It had to come! It was announced in 2016 and HMRC is not backing off. Indeed the Covid-19 pandemic has underlined the fact that HMRC needs to be in real time. To be issuing self-employment support grants in 2020 based on income for 2016/17, 2017/18 and 2018/19 is hardly on in this day and age.

So who does it affect? What will be required? Are there any exclusions? What about unrepresented taxpayers? What sort of records will be needed? How frequently will transactions need to be reported? Is self-assessment finished? These and many other questions arise and not all the answers are available yet.

Who does it affect?

Basically all unincorporated businesses and landlords with gross annual income in excess of £10,000 will be mandated into the new rules with effect from 6 April 2023.

Are there any exclusions?

Just a few. Charities and Community Amateur Sports Clubs are completely exempt although trading subsidiaries are not. Insolvent businesses will have some form of exception. There will be provision for businesses “unable to engage digitally” which covers the existing exemption from MTD for VAT returns. Trusts with rental income or trading activities are caught.

What will be required?

Affected businesses and landlords will be required to keep digital records. This will involve either using MTD-approved accounting software or spreadsheets accompanied by software that together meet the requirements of MTD. The exact content of the digital records is yet to be announced but it is likely to include enough information to identify the nature of any expenditure, and possibly the supplier, together with details of income. It is also likely that transactions will need to be analysed in the same format as currently required in self-assessment tax returns.

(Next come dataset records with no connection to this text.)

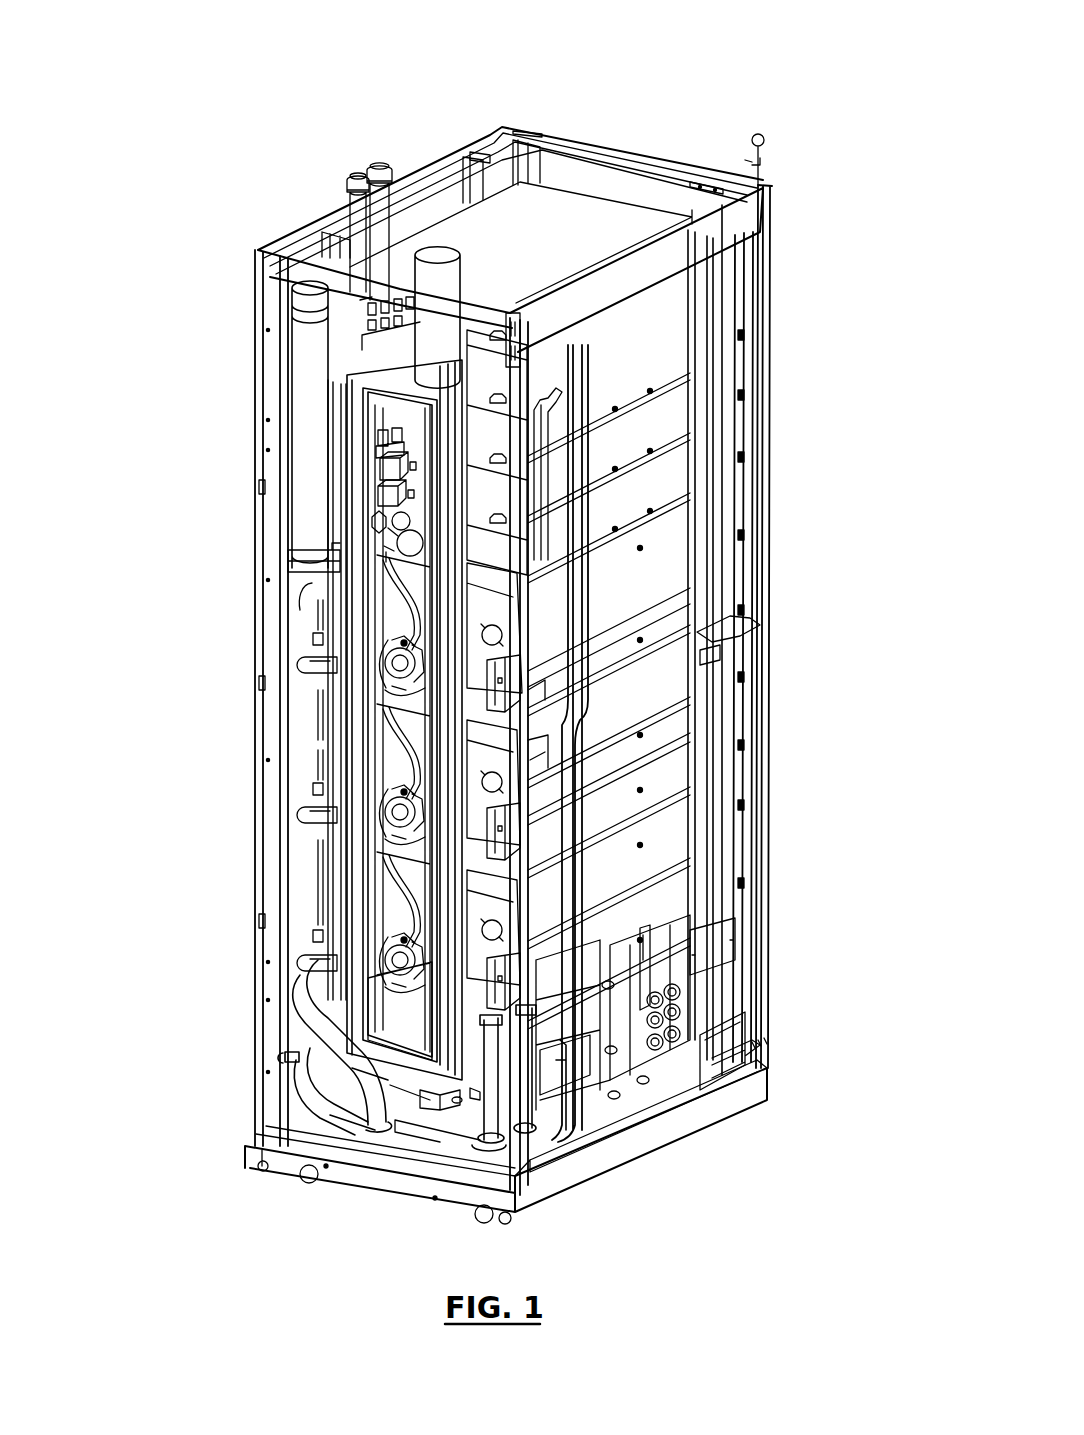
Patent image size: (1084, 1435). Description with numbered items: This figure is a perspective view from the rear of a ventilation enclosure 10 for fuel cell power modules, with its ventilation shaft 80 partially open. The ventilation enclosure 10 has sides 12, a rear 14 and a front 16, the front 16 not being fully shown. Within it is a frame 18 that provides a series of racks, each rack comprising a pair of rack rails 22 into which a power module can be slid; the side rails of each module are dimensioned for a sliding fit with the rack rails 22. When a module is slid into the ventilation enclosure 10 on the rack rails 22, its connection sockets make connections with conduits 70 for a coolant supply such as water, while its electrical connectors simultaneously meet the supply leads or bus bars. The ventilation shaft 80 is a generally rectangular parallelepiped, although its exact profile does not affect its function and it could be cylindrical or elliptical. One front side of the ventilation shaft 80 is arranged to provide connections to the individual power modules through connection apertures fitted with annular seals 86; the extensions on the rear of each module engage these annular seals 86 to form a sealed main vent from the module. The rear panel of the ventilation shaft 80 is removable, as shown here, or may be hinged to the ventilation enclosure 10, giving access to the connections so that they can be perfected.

The ventilation enclosure 10 is at (848, 350).
The sides 12 is at (272, 232).
The rear 14 is at (338, 292).
The front 16 is at (632, 128).
The frame 18 is at (716, 726).
The rack rails 22 is at (618, 818).
The conduits 70 is at (317, 700).
The ventilation shaft 80 is at (357, 920).
The annular seals 86 is at (316, 975).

The above analysis will be a requirement even if firms or landlords currently submit “three line” details on current tax returns.

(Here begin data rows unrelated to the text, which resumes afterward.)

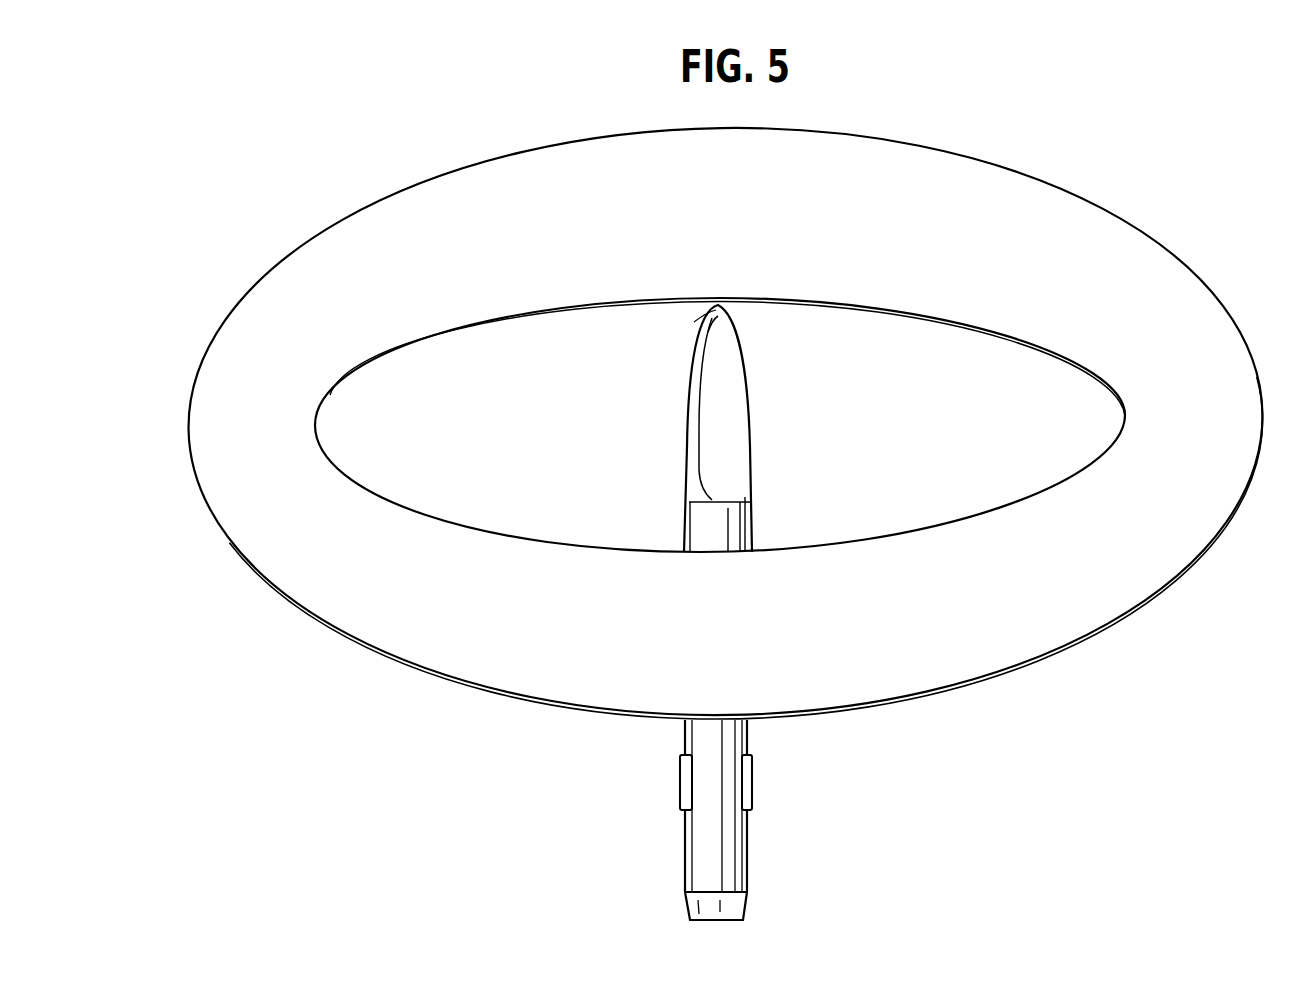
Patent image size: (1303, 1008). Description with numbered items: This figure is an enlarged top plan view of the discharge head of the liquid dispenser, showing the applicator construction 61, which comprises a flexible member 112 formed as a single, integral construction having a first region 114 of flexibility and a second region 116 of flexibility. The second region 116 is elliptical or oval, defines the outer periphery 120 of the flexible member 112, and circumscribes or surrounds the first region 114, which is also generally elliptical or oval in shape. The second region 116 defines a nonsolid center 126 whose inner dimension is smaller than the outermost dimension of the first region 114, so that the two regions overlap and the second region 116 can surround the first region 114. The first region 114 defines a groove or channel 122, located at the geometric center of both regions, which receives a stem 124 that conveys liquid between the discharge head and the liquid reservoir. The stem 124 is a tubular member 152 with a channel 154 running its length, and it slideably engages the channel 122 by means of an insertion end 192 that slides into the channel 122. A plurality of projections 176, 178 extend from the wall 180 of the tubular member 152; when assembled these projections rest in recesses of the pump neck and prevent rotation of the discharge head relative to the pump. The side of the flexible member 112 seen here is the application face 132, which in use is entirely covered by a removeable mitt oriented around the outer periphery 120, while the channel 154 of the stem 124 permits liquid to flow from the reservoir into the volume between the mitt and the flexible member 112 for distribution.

The applicator construction 61 is at (285, 202).
The flexible member 112 is at (1138, 178).
The first region 114 is at (911, 435).
The second region 116 is at (1107, 566).
The outer periphery 120 is at (1190, 262).
The channel 122 is at (755, 448).
The stem 124 is at (685, 862).
The nonsolid center 126 is at (943, 525).
The application face 132 is at (528, 134).
The tubular member 152 is at (746, 733).
The channel 154 is at (703, 497).
The projection 176 is at (680, 786).
The projection 178 is at (752, 788).
The wall 180 is at (746, 882).
The insertion end 192 is at (745, 498).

What will happen to these records?

They will need to be reported to HMRC in approved digital format at least quarterly within one month of the quarter end. There is no requirement for quarterly updates to include accounting adjustments for such items as accruals, prepayments and stock. But these are permitted if the business chooses. They are not returns for tax purposes and so are not subject to penalties for inaccuracy.

And annual finalisation?

Businesses (or their agents) will have to finalise their profits for the accounting year/period by the earlier of:

  • 10 months after the end of the accounting period; or
  • 31 January following the year of charge.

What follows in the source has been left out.